ロアンには何も見えないのに、リアの目にはアステルが見えているようだ。
「リア! リアは魔物に騙されています!」
ロアンはリアの腕をつかまえる。
「きっと、リアに見えているのは本物のアステル様ではありません!」
「でも、もし本物だったらどうするの!? アステルは怪我をしてるのよ、助けなきゃ!」
リアは叫び、ロアンの手を振り払う。
怪我をしたアステルの幻覚を見ているようだ。一瞬だけロアンと目があったリアの瞳は暗く、やはり、強い違和感があった。
(何か、魔術にかかっているのか?)
そのとき、天井からヘビの魔物が襲いかかってきて、ロアンは応酬する。
走った先で、リアの目に映るアステルは消えてしまう。

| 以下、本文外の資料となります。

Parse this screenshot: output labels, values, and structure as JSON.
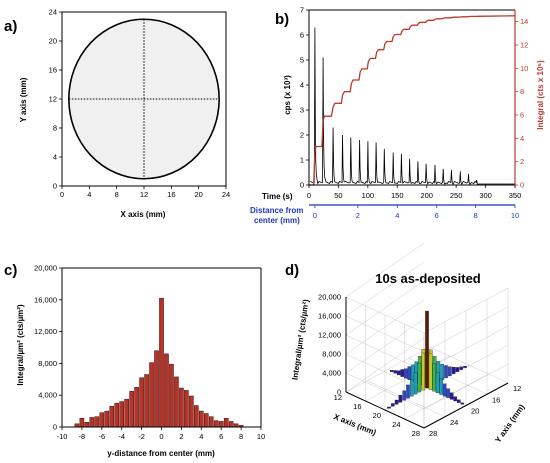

リアが池を覗き込むと、水掻きのついた大きな手が伸びてくる。魔物はリアの足首をつかむと、リアを勢いよく池の底に引き摺り込む。引き摺り込まれるときに、リアは床に頭をぶつけて気を失う。
戦っていた魔物が逃げ出したあと、ロアンが振り返るとリアが池に落ちるところだった。
「リア!」
ロアンが焦り、飛び込もうとしたとき、
「シンシア!」
後ろから必死な声がしたかと思うと、アステルがロアンより先に池に飛び込む。水面に消えるアステルの後ろ姿を、ロアンは見送る。
ーーーーーーー
アステルは、黒髪のシンシアが池に落ちるのを見る。考えるより先に体が動く。アステルはシンシアに手を伸ばして、水の中に飛び込む。

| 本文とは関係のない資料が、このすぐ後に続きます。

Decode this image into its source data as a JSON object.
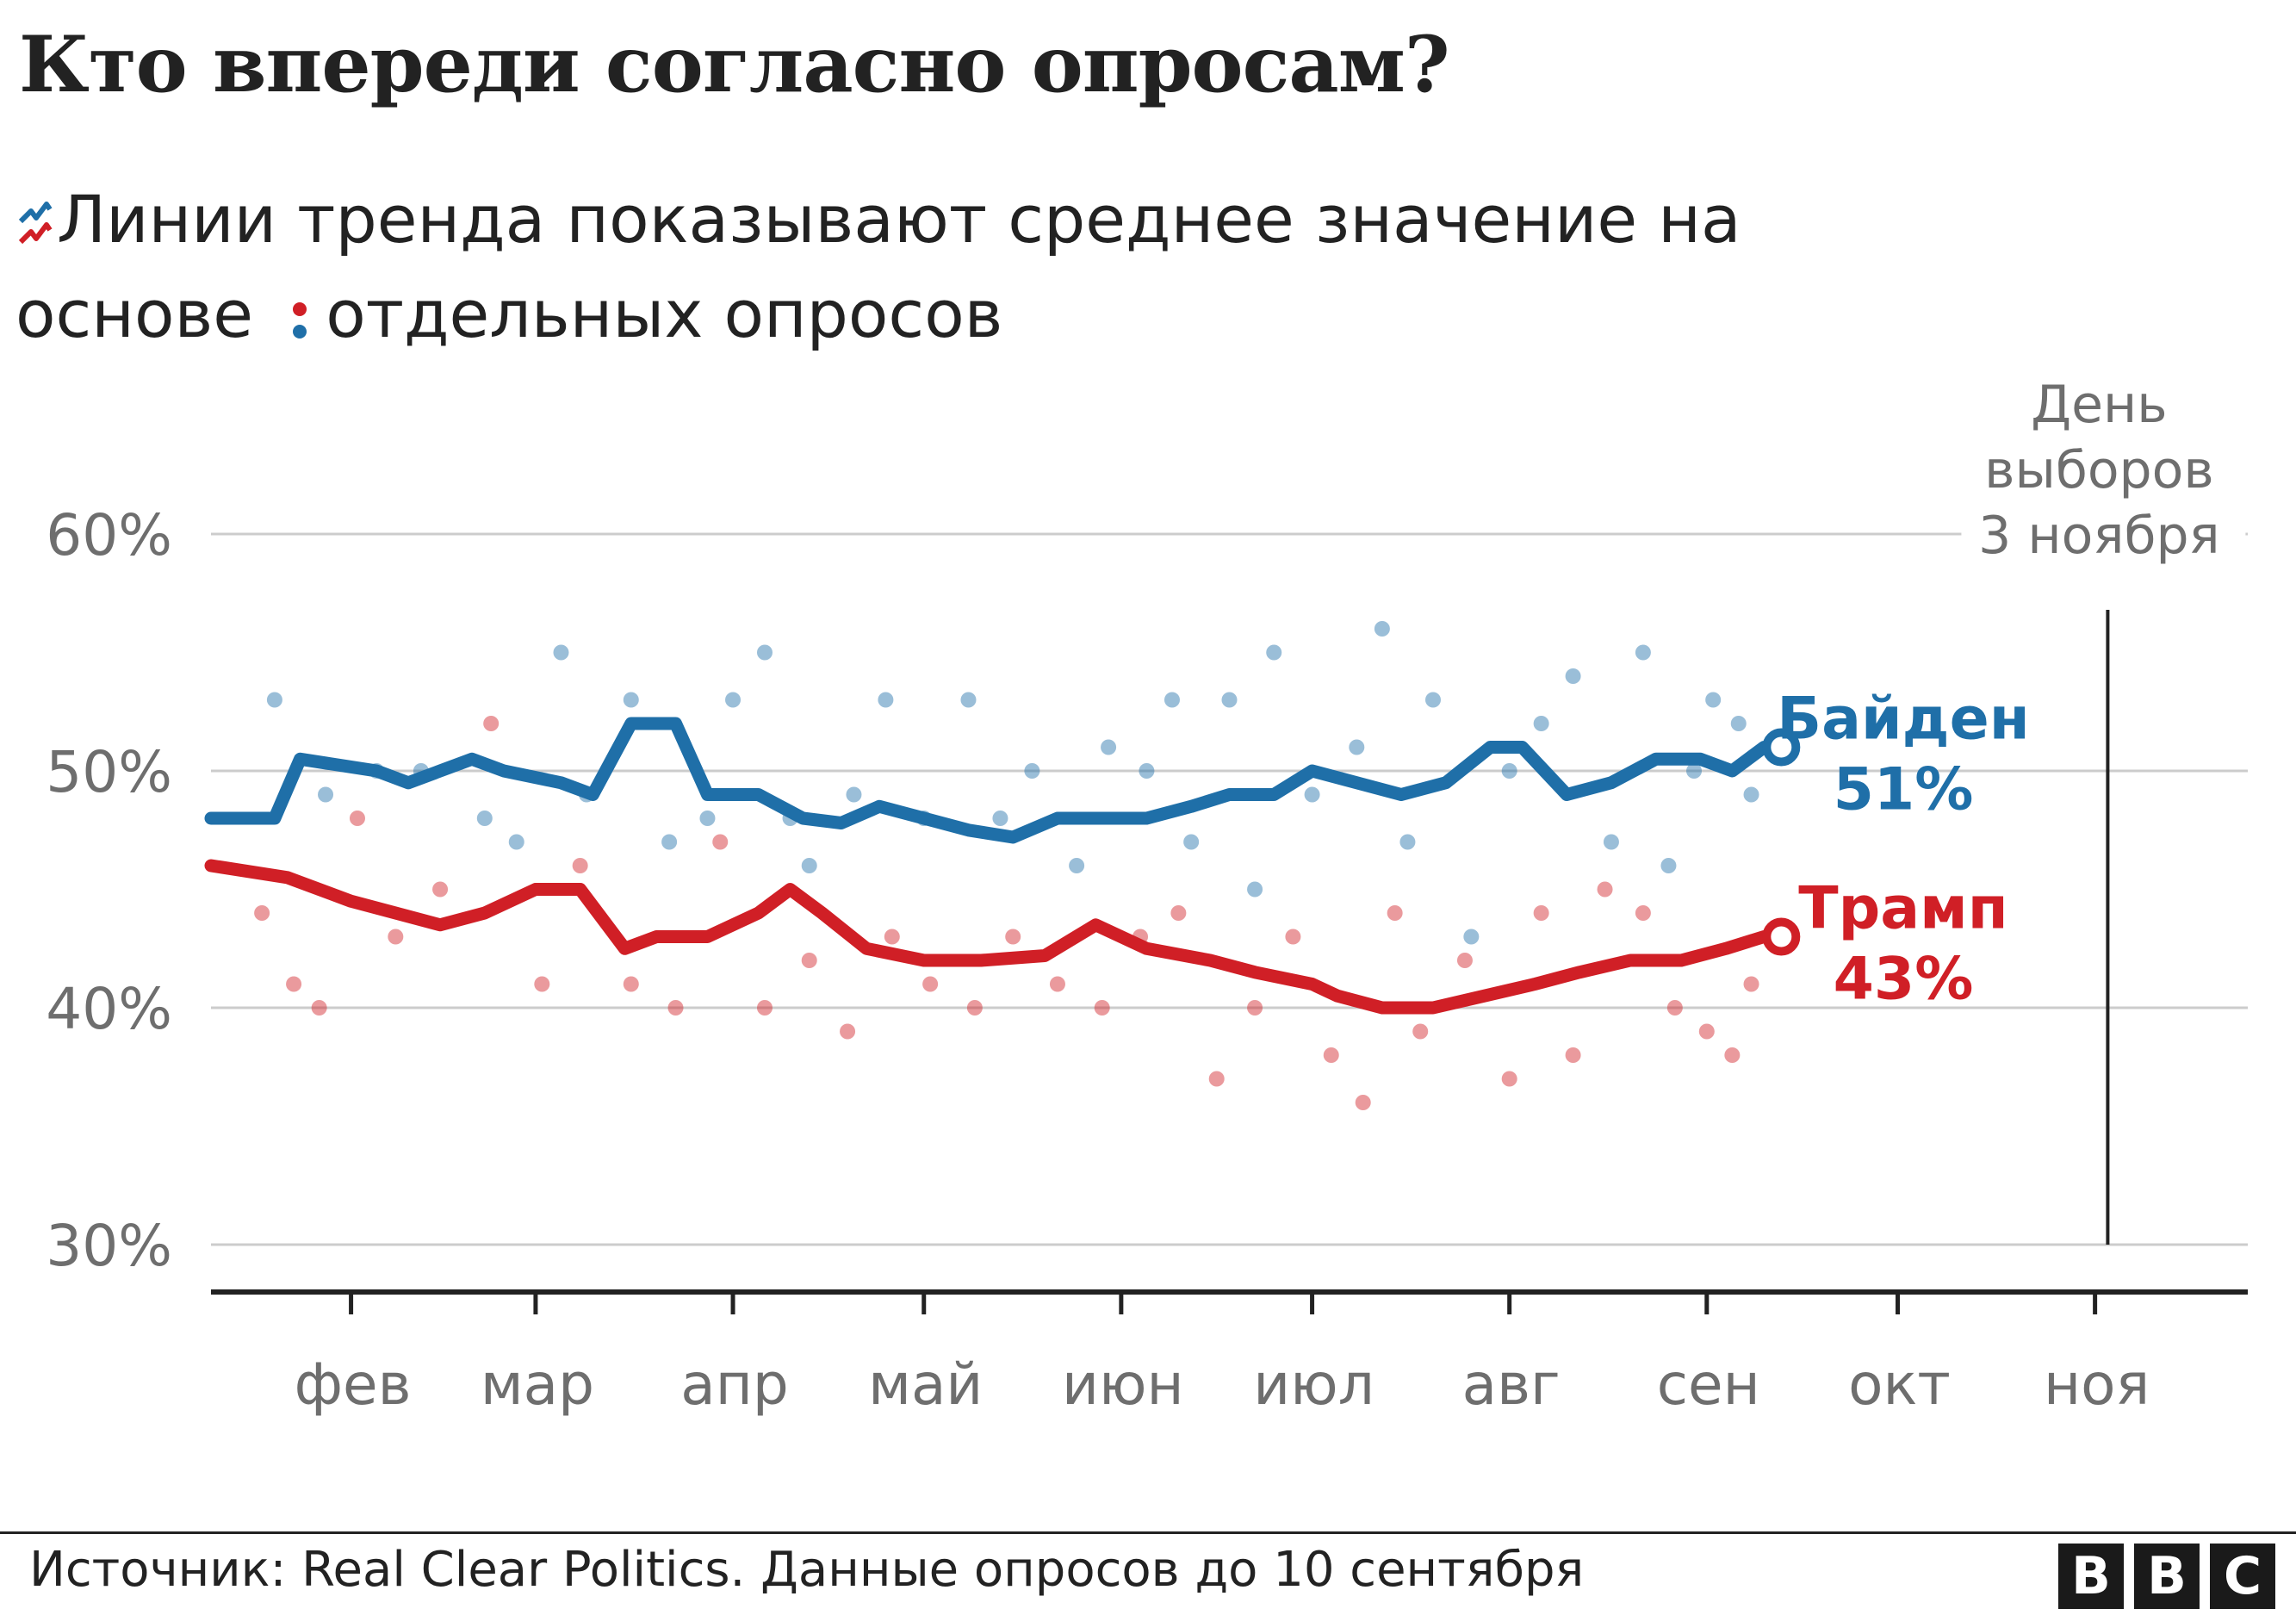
{
  "title": "Кто впереди согласно опросам?",
  "subtitle": {
    "part1": "Линии тренда показывают среднее значение на основе",
    "part2": "отдельных опросов",
    "trend_icon": "trend-lines-icon",
    "dots_icon": "poll-dots-icon"
  },
  "footer": {
    "source": "Источник: Real Clear Politics. Данные опросов до 10 сентября",
    "logo": [
      "B",
      "B",
      "C"
    ]
  },
  "colors": {
    "biden": "#1f6fa8",
    "trump": "#d01f26",
    "grid": "#cccccc",
    "axis": "#222222",
    "muted_text": "#6e6e6e"
  },
  "chart_data": {
    "type": "line",
    "x_axis": {
      "ticks": [
        "фев",
        "мар",
        "апр",
        "май",
        "июн",
        "июл",
        "авг",
        "сен",
        "окт",
        "ноя"
      ],
      "range": [
        "2020-01-10",
        "2020-11-25"
      ]
    },
    "y_axis": {
      "ticks": [
        "30%",
        "40%",
        "50%",
        "60%"
      ],
      "range": [
        30,
        60
      ]
    },
    "grid": true,
    "annotation": {
      "label": [
        "День",
        "выборов",
        "3 ноября"
      ],
      "date": "2020-11-03"
    },
    "series": [
      {
        "name": "Байден",
        "end_value": "51%",
        "x": [
          "2020-01-10",
          "2020-01-20",
          "2020-01-24",
          "2020-02-05",
          "2020-02-10",
          "2020-02-20",
          "2020-02-25",
          "2020-03-05",
          "2020-03-10",
          "2020-03-16",
          "2020-03-23",
          "2020-03-28",
          "2020-04-05",
          "2020-04-12",
          "2020-04-18",
          "2020-04-24",
          "2020-05-01",
          "2020-05-08",
          "2020-05-15",
          "2020-05-22",
          "2020-05-27",
          "2020-06-05",
          "2020-06-12",
          "2020-06-18",
          "2020-06-25",
          "2020-07-01",
          "2020-07-08",
          "2020-07-15",
          "2020-07-22",
          "2020-07-29",
          "2020-08-03",
          "2020-08-10",
          "2020-08-17",
          "2020-08-24",
          "2020-08-31",
          "2020-09-05",
          "2020-09-10"
        ],
        "values": [
          48,
          48,
          50.5,
          50,
          49.5,
          50.5,
          50,
          49.5,
          49,
          52,
          52,
          49,
          49,
          48,
          47.8,
          48.5,
          48,
          47.5,
          47.2,
          48,
          48,
          48,
          48.5,
          49,
          49,
          50,
          49.5,
          49,
          49.5,
          51,
          51,
          49,
          49.5,
          50.5,
          50.5,
          50,
          51
        ]
      },
      {
        "name": "Трамп",
        "end_value": "43%",
        "x": [
          "2020-01-10",
          "2020-01-22",
          "2020-02-01",
          "2020-02-08",
          "2020-02-15",
          "2020-02-22",
          "2020-03-01",
          "2020-03-08",
          "2020-03-15",
          "2020-03-20",
          "2020-03-28",
          "2020-04-05",
          "2020-04-10",
          "2020-04-15",
          "2020-04-22",
          "2020-05-01",
          "2020-05-10",
          "2020-05-20",
          "2020-05-28",
          "2020-06-05",
          "2020-06-15",
          "2020-06-22",
          "2020-07-01",
          "2020-07-05",
          "2020-07-12",
          "2020-07-20",
          "2020-07-28",
          "2020-08-05",
          "2020-08-12",
          "2020-08-20",
          "2020-08-28",
          "2020-09-04",
          "2020-09-10"
        ],
        "values": [
          46,
          45.5,
          44.5,
          44,
          43.5,
          44,
          45,
          45,
          42.5,
          43,
          43,
          44,
          45,
          44,
          42.5,
          42,
          42,
          42.2,
          43.5,
          42.5,
          42,
          41.5,
          41,
          40.5,
          40,
          40,
          40.5,
          41,
          41.5,
          42,
          42,
          42.5,
          43
        ]
      }
    ],
    "points_note": "",
    "polls": {
      "Байден": [
        [
          "2020-01-20",
          53
        ],
        [
          "2020-01-28",
          49
        ],
        [
          "2020-02-05",
          50
        ],
        [
          "2020-02-12",
          50
        ],
        [
          "2020-02-22",
          48
        ],
        [
          "2020-02-27",
          47
        ],
        [
          "2020-03-05",
          55
        ],
        [
          "2020-03-09",
          49
        ],
        [
          "2020-03-16",
          53
        ],
        [
          "2020-03-22",
          47
        ],
        [
          "2020-03-28",
          48
        ],
        [
          "2020-04-01",
          53
        ],
        [
          "2020-04-06",
          55
        ],
        [
          "2020-04-10",
          48
        ],
        [
          "2020-04-13",
          46
        ],
        [
          "2020-04-20",
          49
        ],
        [
          "2020-04-25",
          53
        ],
        [
          "2020-05-01",
          48
        ],
        [
          "2020-05-08",
          53
        ],
        [
          "2020-05-13",
          48
        ],
        [
          "2020-05-18",
          50
        ],
        [
          "2020-05-25",
          46
        ],
        [
          "2020-05-30",
          51
        ],
        [
          "2020-06-05",
          50
        ],
        [
          "2020-06-09",
          53
        ],
        [
          "2020-06-12",
          47
        ],
        [
          "2020-06-18",
          53
        ],
        [
          "2020-06-22",
          45
        ],
        [
          "2020-06-25",
          55
        ],
        [
          "2020-07-01",
          49
        ],
        [
          "2020-07-08",
          51
        ],
        [
          "2020-07-12",
          56
        ],
        [
          "2020-07-16",
          47
        ],
        [
          "2020-07-20",
          53
        ],
        [
          "2020-07-26",
          43
        ],
        [
          "2020-08-01",
          50
        ],
        [
          "2020-08-06",
          52
        ],
        [
          "2020-08-11",
          54
        ],
        [
          "2020-08-17",
          47
        ],
        [
          "2020-08-22",
          55
        ],
        [
          "2020-08-26",
          46
        ],
        [
          "2020-08-30",
          50
        ],
        [
          "2020-09-02",
          53
        ],
        [
          "2020-09-06",
          52
        ],
        [
          "2020-09-08",
          49
        ]
      ],
      "Трамп": [
        [
          "2020-01-18",
          44
        ],
        [
          "2020-01-23",
          41
        ],
        [
          "2020-01-27",
          40
        ],
        [
          "2020-02-02",
          48
        ],
        [
          "2020-02-08",
          43
        ],
        [
          "2020-02-15",
          45
        ],
        [
          "2020-02-23",
          52
        ],
        [
          "2020-03-02",
          41
        ],
        [
          "2020-03-08",
          46
        ],
        [
          "2020-03-16",
          41
        ],
        [
          "2020-03-23",
          40
        ],
        [
          "2020-03-30",
          47
        ],
        [
          "2020-04-06",
          40
        ],
        [
          "2020-04-13",
          42
        ],
        [
          "2020-04-19",
          39
        ],
        [
          "2020-04-26",
          43
        ],
        [
          "2020-05-02",
          41
        ],
        [
          "2020-05-09",
          40
        ],
        [
          "2020-05-15",
          43
        ],
        [
          "2020-05-22",
          41
        ],
        [
          "2020-05-29",
          40
        ],
        [
          "2020-06-04",
          43
        ],
        [
          "2020-06-10",
          44
        ],
        [
          "2020-06-16",
          37
        ],
        [
          "2020-06-22",
          40
        ],
        [
          "2020-06-28",
          43
        ],
        [
          "2020-07-04",
          38
        ],
        [
          "2020-07-09",
          36
        ],
        [
          "2020-07-14",
          44
        ],
        [
          "2020-07-18",
          39
        ],
        [
          "2020-07-25",
          42
        ],
        [
          "2020-08-01",
          37
        ],
        [
          "2020-08-06",
          44
        ],
        [
          "2020-08-11",
          38
        ],
        [
          "2020-08-16",
          45
        ],
        [
          "2020-08-22",
          44
        ],
        [
          "2020-08-27",
          40
        ],
        [
          "2020-09-01",
          39
        ],
        [
          "2020-09-05",
          38
        ],
        [
          "2020-09-08",
          41
        ]
      ]
    }
  }
}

泳げないという気持ち、水が怖いという気持ちを思い出すこともなく。アステルは必死に泳いで、シンシアの服をつかむ。
シンシアが溺れかけているのは、シンシアの足を池の中の魔物――エダフィコが掴んでいるためだと気づく。エダフィコはアステルを見て目を丸くしている。アステルは魔術で大きな氷をつくるとエダフィコに攻撃する。水掻きのついた手がシンシアから離れると、シンシアを抱き、池から上がる。
「アステルさま!」
薄茶色の髪のルアンが手を伸ばしている。アステルはその手をつかむと、ルアンの背後に魔物を見る。アステルはそちらも、魔術で氷を放ち、攻撃する。

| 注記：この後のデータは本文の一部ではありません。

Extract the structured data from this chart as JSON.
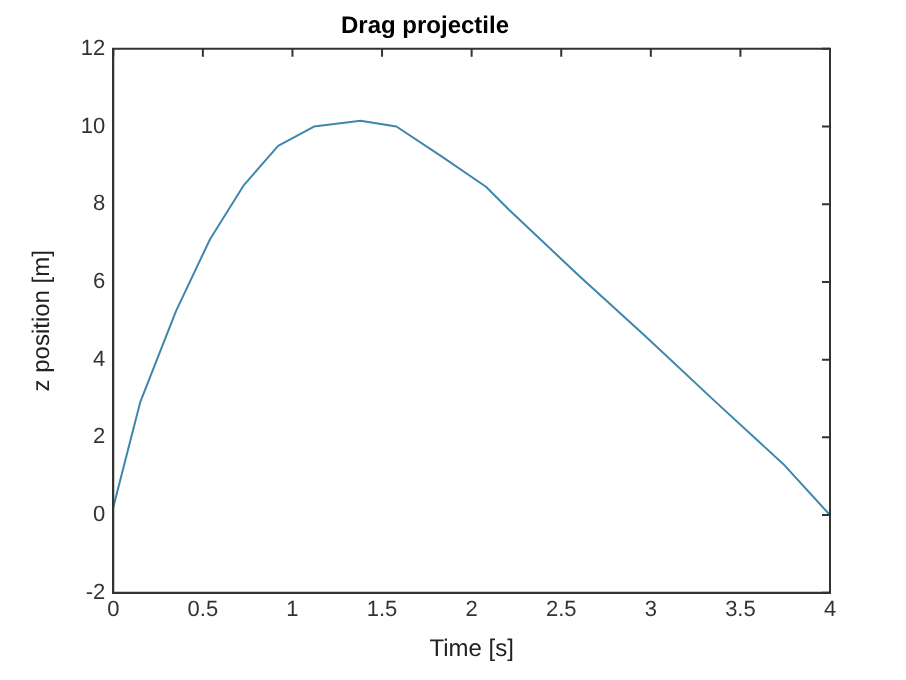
{
  "chart_data": {
    "type": "line",
    "title": "Drag projectile",
    "xlabel": "Time [s]",
    "ylabel": "z position [m]",
    "x": [
      0,
      0.15,
      0.35,
      0.54,
      0.73,
      0.92,
      1.12,
      1.38,
      1.58,
      1.83,
      2.08,
      2.21,
      2.59,
      2.97,
      3.36,
      3.74,
      4.0
    ],
    "series": [
      {
        "color": "#3f86ad",
        "values": [
          0.2,
          2.9,
          5.25,
          7.1,
          8.5,
          9.5,
          10.0,
          10.15,
          10.0,
          9.24,
          8.45,
          7.85,
          6.2,
          4.6,
          2.92,
          1.31,
          0
        ]
      }
    ],
    "xlim": [
      0,
      4
    ],
    "xticks": [
      0,
      0.5,
      1,
      1.5,
      2,
      2.5,
      3,
      3.5,
      4
    ],
    "ylim": [
      -2,
      12
    ],
    "yticks": [
      -2,
      0,
      2,
      4,
      6,
      8,
      10,
      12
    ],
    "grid": false,
    "legend": false,
    "marker": "none",
    "line_style": "solid"
  }
}
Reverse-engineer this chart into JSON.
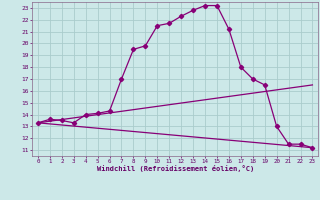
{
  "xlabel": "Windchill (Refroidissement éolien,°C)",
  "bg_color": "#cce8e8",
  "grid_color": "#aacccc",
  "line_color": "#880077",
  "x_ticks": [
    0,
    1,
    2,
    3,
    4,
    5,
    6,
    7,
    8,
    9,
    10,
    11,
    12,
    13,
    14,
    15,
    16,
    17,
    18,
    19,
    20,
    21,
    22,
    23
  ],
  "y_ticks": [
    11,
    12,
    13,
    14,
    15,
    16,
    17,
    18,
    19,
    20,
    21,
    22,
    23
  ],
  "xlim": [
    -0.5,
    23.5
  ],
  "ylim": [
    10.5,
    23.5
  ],
  "curve1_x": [
    0,
    1,
    2,
    3,
    4,
    5,
    6,
    7,
    8,
    9,
    10,
    11,
    12,
    13,
    14,
    15,
    16,
    17,
    18,
    19,
    20,
    21,
    22,
    23
  ],
  "curve1_y": [
    13.3,
    13.6,
    13.5,
    13.3,
    14.0,
    14.1,
    14.3,
    17.0,
    19.5,
    19.8,
    21.5,
    21.7,
    22.3,
    22.8,
    23.2,
    23.2,
    21.2,
    18.0,
    17.0,
    16.5,
    13.0,
    11.5,
    11.5,
    11.2
  ],
  "curve2_x": [
    0,
    23
  ],
  "curve2_y": [
    13.3,
    16.5
  ],
  "curve3_x": [
    0,
    23
  ],
  "curve3_y": [
    13.3,
    11.2
  ],
  "marker": "D",
  "markersize": 2.2,
  "linewidth": 0.9
}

「アステル様、なぜです! なぜ人間たちをお庇いになるのです!?」
エダフィコが水面から顔を出し、アステルに氷で殴られて痛そうな頭を抱えながら、叫ぶ。
「人間なんて、吹けば消えるような短い命のくせに!」
アステルはその言葉に、呆然とする。
「それに、聖女だ! 聖女は、憎い!」
倒れている黒髪のシンシアに誰か魔物が、石を投げる。
アステルは魔術で石を止めるが。
感じたことのない気持ちを感じる。お腹の底がグラグラと熱くなって、頭が割れるように痛くなり、視界が歪む。
アステルの意識の底から、何か。何かが浮かび上がってきて、アステルを意識の底に引き摺り込む。アステルの視界が暗転する。
アステルは、そこから先を覚えていない。